Now, that said, the survivalists (usually right wing) have encouraged the military to become "Oath Keepers" and take a pledge not to turn their armaments on their neighbors. How well that works when instigators incite violence and civilians start taking pot shots at troops is anybody's call.
Posted by: George Girod | October 10, 2011 at 02:31 PM
So you are trying to tell me that the military isn't mostly from the bottom 90%???
This isn't about "quintiles" anymore.
It is about 10% at the top verses 90% at the bottom.
And on top of that I don't beleive any of the published statistics.
I was in the military for 8 years and I am telling you straight that most of the enlisted were from families of modest means or just plain poor.
Isn't the Heritage Foundation a right wing think tank???
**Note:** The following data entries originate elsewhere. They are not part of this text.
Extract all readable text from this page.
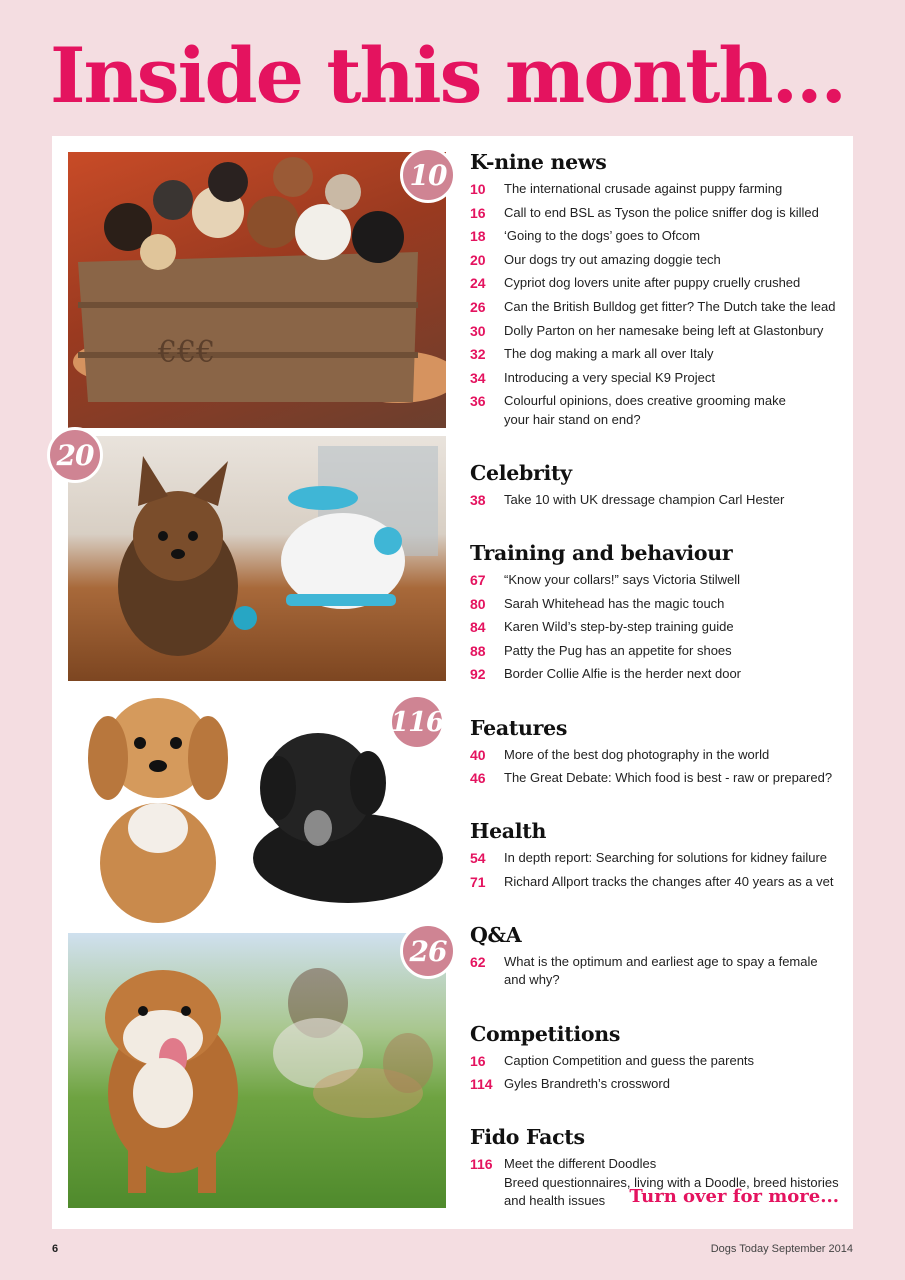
Inside this month...
€€€
10
20
116
26
K-nine news
10	The international crusade against puppy farming
16	Call to end BSL as Tyson the police sniffer dog is killed
18	‘Going to the dogs’ goes to Ofcom
20	Our dogs try out amazing doggie tech
24	Cypriot dog lovers unite after puppy cruelly crushed
26	Can the British Bulldog get fitter? The Dutch take the lead
30	Dolly Parton on her namesake being left at Glastonbury
32	The dog making a mark all over Italy
34	Introducing a very special K9 Project
36	Colourful opinions, does creative grooming make
your hair stand on end?
Celebrity
38	Take 10 with UK dressage champion Carl Hester
Training and behaviour
67	“Know your collars!” says Victoria Stilwell
80	Sarah Whitehead has the magic touch
84	Karen Wild’s step-by-step training guide
88	Patty the Pug has an appetite for shoes
92	Border Collie Alfie is the herder next door
Features
40	More of the best dog photography in the world
46	The Great Debate: Which food is best - raw or prepared?
Health
54	In depth report: Searching for solutions for kidney failure
71	Richard Allport tracks the changes after 40 years as a vet
Q&A
62	What is the optimum and earliest age to spay a female
and why?
Competitions
16	Caption Competition and guess the parents
114 Gyles Brandreth’s crossword
Fido Facts
116 Meet the different Doodles
Breed questionnaires, living with a Doodle, breed histories
and health issues	Turn over for more...
6	Dogs Today September 2014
Can you say "propaganda"??
I believe 1/2 of what I see and none of what I hear.
I am well familiar with The Oath Keepers
Posted by: porge | October 10, 2011 at 02:51 PM
by the way I wouldn't even call it a volunteer military. I would call it a poverty draft military.
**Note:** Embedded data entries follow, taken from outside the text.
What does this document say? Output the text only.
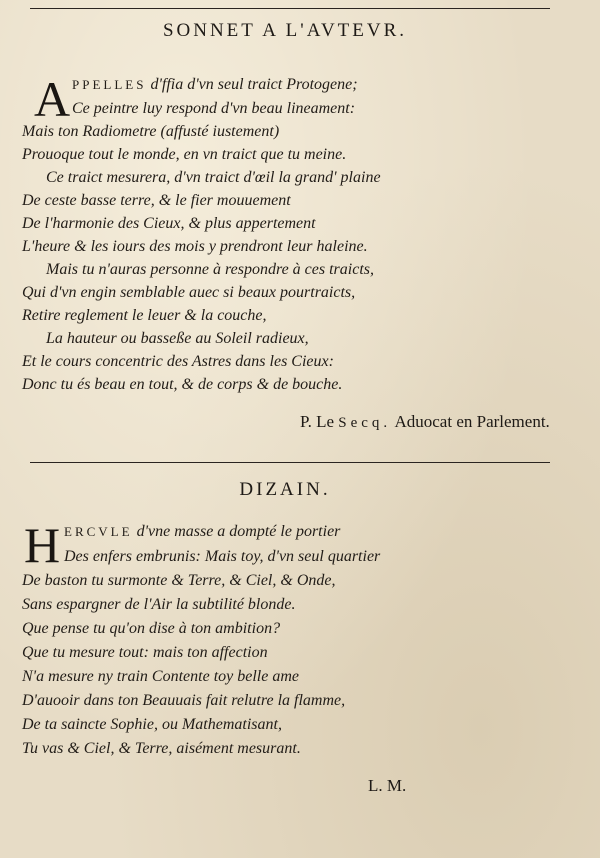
SONNET A L'AVTEVR.
A PPELLES d'ffia d'vn seul traict Protogene;
Ce peintre luy respond d'vn beau lineament:
Mais ton Radiometre (affusté iustement)
Prouoque tout le monde, en vn traict que tu meine.
Ce traict mesurera, d'vn traict d'œil la grand' plaine
De ceste basse terre, & le fier mouuement
De l'harmonie des Cieux, & plus appertement
L'heure & les iours des mois y prendront leur haleine.
Mais tu n'auras personne à respondre à ces traicts,
Qui d'vn engin semblable auec si beaux pourtraicts,
Retire reglement le leuer & la couche,
La hauteur ou basseße au Soleil radieux,
Et le cours concentric des Astres dans les Cieux:
Donc tu és beau en tout, & de corps & de bouche.
P. Le Secq. Aduocat en Parlement.
DIZAIN.
H ERCVLE d'vne masse a dompté le portier
Des enfers embrunis: Mais toy, d'vn seul quartier
De baston tu surmonte & Terre, & Ciel, & Onde,
Sans espargner de l'Air la subtilité blonde.
Que pense tu qu'on dise à ton ambition?
Que tu mesure tout: mais ton affection
N'a mesure ny train Contente toy belle ame
D'auooir dans ton Beauuais fait relutre la flamme,
De ta saincte Sophie, ou Mathematisant,
Tu vas & Ciel, & Terre, aisément mesurant.
L. M.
Posted by: porge | October 10, 2011 at 02:53 PM
"The military is comprised of the have nots.
Do you really think they are going to point guns at their own family and friends?"
Not only will they point their guns, they will fire, rape, plunder, and justify it by way of survival and self-superiority of force of will and arms during a time of crisis.
It is not difficult during a time of crisis and durable privation to condition and reward a strong sense of martial superiority by way of numbers and force among young males. Demand of them loyalty, courage, and results, and reward them with food, drink, warm, dry shelter, females, and the admiration of their peers, and you have a force that will walk into and on fire for you.
Execute a few here and there for insubordination, endangering others, and disloyalty to make examples of them to reinforce the discipline for good measure.
Select an undesirable social group or groups to be singled out for derision and to blame for difficult times and let the boys take out their frustrations on the out-group, for example, banksters, intellectual apologists, immigrants, and the like today.
Mind you, I am not advocating such a system but describing some of the more common characteristics of the martial/warrior mentality one finds in the the world today and throughout history.